Since the Carrington event, advanced communication has moved from the telegraph to the Internet.
“Are we ready for a Carrington class event? No, we still have work to do,” NOAA’s Murtagh told VOA.
“As the frequency of climate disasters gradually increases, we will be taken by surprise by an extreme solar event that causes significant disruption. Most people alive today have never experienced an extreme space weather event with global impact. in our lifetime,” Jyothi said. from the University of California-Irvine told VOA.
She also warned that solar superstorms could cause large-scale internet outages spanning the globe that could last for several months.

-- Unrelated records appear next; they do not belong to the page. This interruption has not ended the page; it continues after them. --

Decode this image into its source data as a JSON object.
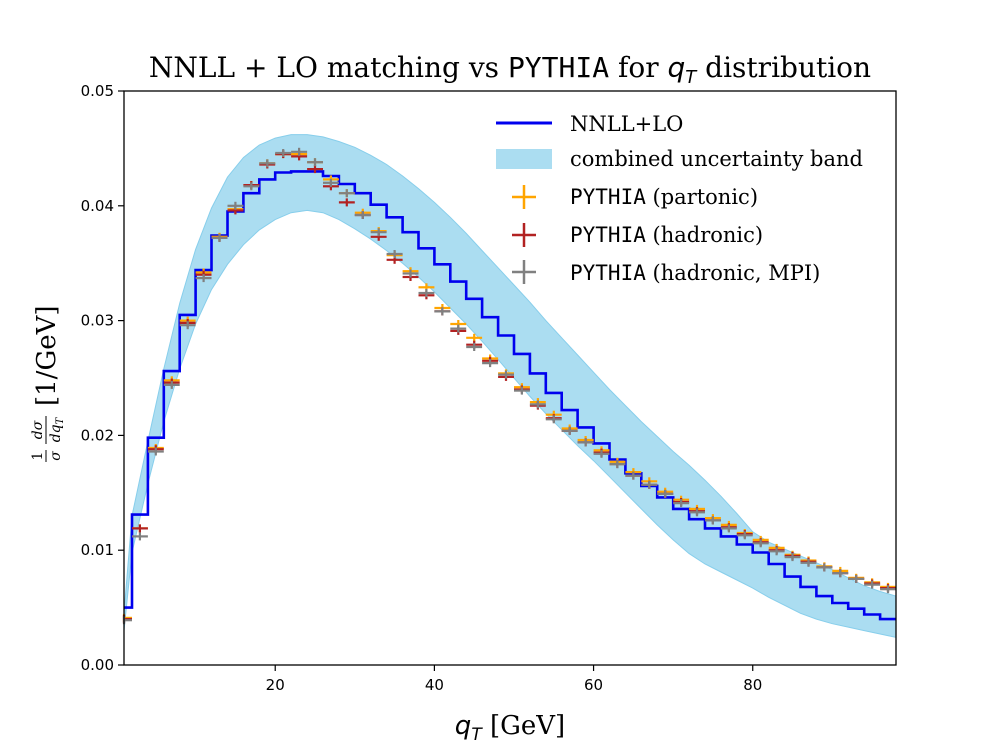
{
  "chart_data": {
    "type": "line",
    "title": {
      "part1": "NNLL + LO matching vs ",
      "mono": "PYTHIA",
      "part2": " for ",
      "var": "q",
      "var_sub": "T",
      "part3": " distribution"
    },
    "xlabel": {
      "var": "q",
      "sub": "T",
      "unit": " [GeV]"
    },
    "ylabel": {
      "frac_num": "1",
      "frac_den": "σ",
      "d_num": "dσ",
      "d_den": "dq",
      "d_den_sub": "T",
      "unit": "[1/GeV]"
    },
    "xlim": [
      1,
      98
    ],
    "ylim": [
      0,
      0.05
    ],
    "xticks": [
      20,
      40,
      60,
      80
    ],
    "yticks": [
      0,
      0.01,
      0.02,
      0.03,
      0.04,
      0.05
    ],
    "ytick_labels": [
      "0.00",
      "0.01",
      "0.02",
      "0.03",
      "0.04",
      "0.05"
    ],
    "bin_edges": [
      0,
      2,
      4,
      6,
      8,
      10,
      12,
      14,
      16,
      18,
      20,
      22,
      24,
      26,
      28,
      30,
      32,
      34,
      36,
      38,
      40,
      42,
      44,
      46,
      48,
      50,
      52,
      54,
      56,
      58,
      60,
      62,
      64,
      66,
      68,
      70,
      72,
      74,
      76,
      78,
      80,
      82,
      84,
      86,
      88,
      90,
      92,
      94,
      96,
      98
    ],
    "series": [
      {
        "name": "NNLL+LO",
        "label": "NNLL+LO",
        "style": "step",
        "color": "#0000ee",
        "values": [
          0.005,
          0.0131,
          0.0198,
          0.0256,
          0.0305,
          0.0344,
          0.0374,
          0.0395,
          0.0411,
          0.0423,
          0.0429,
          0.043,
          0.043,
          0.0426,
          0.0419,
          0.0411,
          0.0401,
          0.039,
          0.0377,
          0.0363,
          0.0349,
          0.0334,
          0.0319,
          0.0303,
          0.0287,
          0.0271,
          0.0254,
          0.0237,
          0.0222,
          0.0207,
          0.0193,
          0.0179,
          0.0167,
          0.0156,
          0.0146,
          0.0136,
          0.0127,
          0.0119,
          0.0112,
          0.0105,
          0.0098,
          0.0088,
          0.0077,
          0.0068,
          0.006,
          0.0054,
          0.0049,
          0.0044,
          0.004
        ]
      },
      {
        "name": "combined uncertainty band",
        "label": "combined uncertainty band",
        "style": "band",
        "color": "#87ceeb",
        "x": [
          1,
          2,
          4,
          6,
          8,
          10,
          12,
          14,
          16,
          18,
          20,
          22,
          24,
          26,
          28,
          30,
          32,
          34,
          36,
          38,
          40,
          42,
          44,
          46,
          48,
          50,
          52,
          54,
          56,
          58,
          60,
          62,
          64,
          66,
          68,
          70,
          72,
          74,
          76,
          78,
          80,
          82,
          84,
          86,
          88,
          90,
          92,
          94,
          96,
          98
        ],
        "upper": [
          0.0045,
          0.013,
          0.0195,
          0.0258,
          0.0315,
          0.0362,
          0.0398,
          0.0425,
          0.0442,
          0.0453,
          0.0459,
          0.0462,
          0.0462,
          0.046,
          0.0456,
          0.0451,
          0.0444,
          0.0436,
          0.0426,
          0.0415,
          0.0403,
          0.039,
          0.0376,
          0.0361,
          0.0346,
          0.0331,
          0.0316,
          0.03,
          0.0285,
          0.027,
          0.0255,
          0.024,
          0.0226,
          0.0212,
          0.0199,
          0.0186,
          0.0174,
          0.0161,
          0.0147,
          0.0132,
          0.0116,
          0.0107,
          0.0101,
          0.0095,
          0.0089,
          0.0083,
          0.0076,
          0.0069,
          0.0064,
          0.006
        ],
        "lower": [
          0.003,
          0.0098,
          0.0158,
          0.0212,
          0.0258,
          0.0297,
          0.0327,
          0.0349,
          0.0366,
          0.0379,
          0.0388,
          0.0394,
          0.0396,
          0.0394,
          0.0388,
          0.038,
          0.0371,
          0.0361,
          0.035,
          0.0338,
          0.0325,
          0.0311,
          0.0297,
          0.0282,
          0.0266,
          0.025,
          0.0234,
          0.0219,
          0.0205,
          0.0191,
          0.0178,
          0.0164,
          0.015,
          0.0136,
          0.0122,
          0.0109,
          0.0097,
          0.0088,
          0.0081,
          0.0074,
          0.0067,
          0.0059,
          0.0052,
          0.0045,
          0.004,
          0.0036,
          0.0033,
          0.003,
          0.0027,
          0.0024
        ]
      },
      {
        "name": "PYTHIA (partonic)",
        "label_mono": "PYTHIA",
        "label_rest": " (partonic)",
        "style": "errorbar",
        "color": "#ffa500",
        "x": [
          1,
          3,
          5,
          7,
          9,
          11,
          13,
          15,
          17,
          19,
          21,
          23,
          25,
          27,
          29,
          31,
          33,
          35,
          37,
          39,
          41,
          43,
          45,
          47,
          49,
          51,
          53,
          55,
          57,
          59,
          61,
          63,
          65,
          67,
          69,
          71,
          73,
          75,
          77,
          79,
          81,
          83,
          85,
          87,
          89,
          91,
          93,
          95,
          97
        ],
        "values": [
          0.0041,
          0.0119,
          0.0189,
          0.0248,
          0.03,
          0.0342,
          0.0373,
          0.0397,
          0.0418,
          0.0437,
          0.0445,
          0.0445,
          0.0438,
          0.0423,
          0.0411,
          0.0394,
          0.0378,
          0.0357,
          0.0343,
          0.0329,
          0.0311,
          0.0297,
          0.0285,
          0.0267,
          0.0254,
          0.0242,
          0.0229,
          0.0218,
          0.0206,
          0.0196,
          0.0187,
          0.0177,
          0.0168,
          0.016,
          0.0151,
          0.0144,
          0.0136,
          0.0128,
          0.0122,
          0.0115,
          0.0109,
          0.0102,
          0.0096,
          0.0091,
          0.0086,
          0.0082,
          0.0076,
          0.0072,
          0.0068
        ]
      },
      {
        "name": "PYTHIA (hadronic)",
        "label_mono": "PYTHIA",
        "label_rest": " (hadronic)",
        "style": "errorbar",
        "color": "#b22222",
        "x": [
          1,
          3,
          5,
          7,
          9,
          11,
          13,
          15,
          17,
          19,
          21,
          23,
          25,
          27,
          29,
          31,
          33,
          35,
          37,
          39,
          41,
          43,
          45,
          47,
          49,
          51,
          53,
          55,
          57,
          59,
          61,
          63,
          65,
          67,
          69,
          71,
          73,
          75,
          77,
          79,
          81,
          83,
          85,
          87,
          89,
          91,
          93,
          95,
          97
        ],
        "values": [
          0.004,
          0.0119,
          0.0188,
          0.0246,
          0.0298,
          0.034,
          0.0372,
          0.0396,
          0.0418,
          0.0436,
          0.0445,
          0.0443,
          0.0432,
          0.0417,
          0.0403,
          0.0392,
          0.0373,
          0.0353,
          0.0338,
          0.0322,
          0.0308,
          0.0291,
          0.0279,
          0.0265,
          0.0251,
          0.024,
          0.0226,
          0.0215,
          0.0204,
          0.0194,
          0.0185,
          0.0175,
          0.0165,
          0.0157,
          0.0149,
          0.0142,
          0.0134,
          0.0126,
          0.012,
          0.0114,
          0.0107,
          0.01,
          0.0095,
          0.009,
          0.0085,
          0.008,
          0.0075,
          0.0071,
          0.0067
        ]
      },
      {
        "name": "PYTHIA (hadronic, MPI)",
        "label_mono": "PYTHIA",
        "label_rest": " (hadronic, MPI)",
        "style": "errorbar",
        "color": "#808080",
        "x": [
          1,
          3,
          5,
          7,
          9,
          11,
          13,
          15,
          17,
          19,
          21,
          23,
          25,
          27,
          29,
          31,
          33,
          35,
          37,
          39,
          41,
          43,
          45,
          47,
          49,
          51,
          53,
          55,
          57,
          59,
          61,
          63,
          65,
          67,
          69,
          71,
          73,
          75,
          77,
          79,
          81,
          83,
          85,
          87,
          89,
          91,
          93,
          95,
          97
        ],
        "values": [
          0.0039,
          0.0112,
          0.0186,
          0.0244,
          0.0296,
          0.0337,
          0.0372,
          0.04,
          0.0417,
          0.0437,
          0.0446,
          0.0447,
          0.0438,
          0.042,
          0.0411,
          0.0392,
          0.0377,
          0.0358,
          0.0341,
          0.0324,
          0.0308,
          0.0293,
          0.0277,
          0.0263,
          0.0253,
          0.0239,
          0.0227,
          0.0214,
          0.0204,
          0.0194,
          0.0184,
          0.0175,
          0.0165,
          0.0157,
          0.0149,
          0.0141,
          0.0133,
          0.0126,
          0.0119,
          0.0113,
          0.0106,
          0.0099,
          0.0094,
          0.0089,
          0.0085,
          0.008,
          0.0075,
          0.007,
          0.0066
        ]
      }
    ],
    "legend_position": "top-right",
    "grid": false
  }
}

Geomagnetic storms tend to occur more frequently when there are more sunspots (each of those freckles on the sun being roughly the size of the Earth). The sun is heading into a new cycle, which means there is an increasing likelihood of disruptive events as this cycle reaches its predicted peak in July 2025.
“We’re going to see more sunspots, more solar flares, more flares and therefore more effects on technology here on Earth,” Murtagh said.
Good news: solar scientists predict that this cycle will be less intense than the most active cycles of centuries past.
21st century society, however, seems unprepared for the consequences of cascading interconnected technological failures likely to be caused by future major storms.
“The sun is the giver of life, but it can also be cruel – especially to the technology we rely on for much of what we do today,” Murtagh said.
Congress passed a bill in 2020 directing the National Science Foundation, NASA, and the Department of Defense to continue supporting basic research related to space weather.
Some other governments seem less focused on the issue.
Baker recalls a letter he received from a concerned woman in France who contacted officials there for advice on how to prepare for a major geomagnetic storm.
“We suggest you buy a chocolate cake, eat it, and wait for the world to end,” she was told, according to Baker.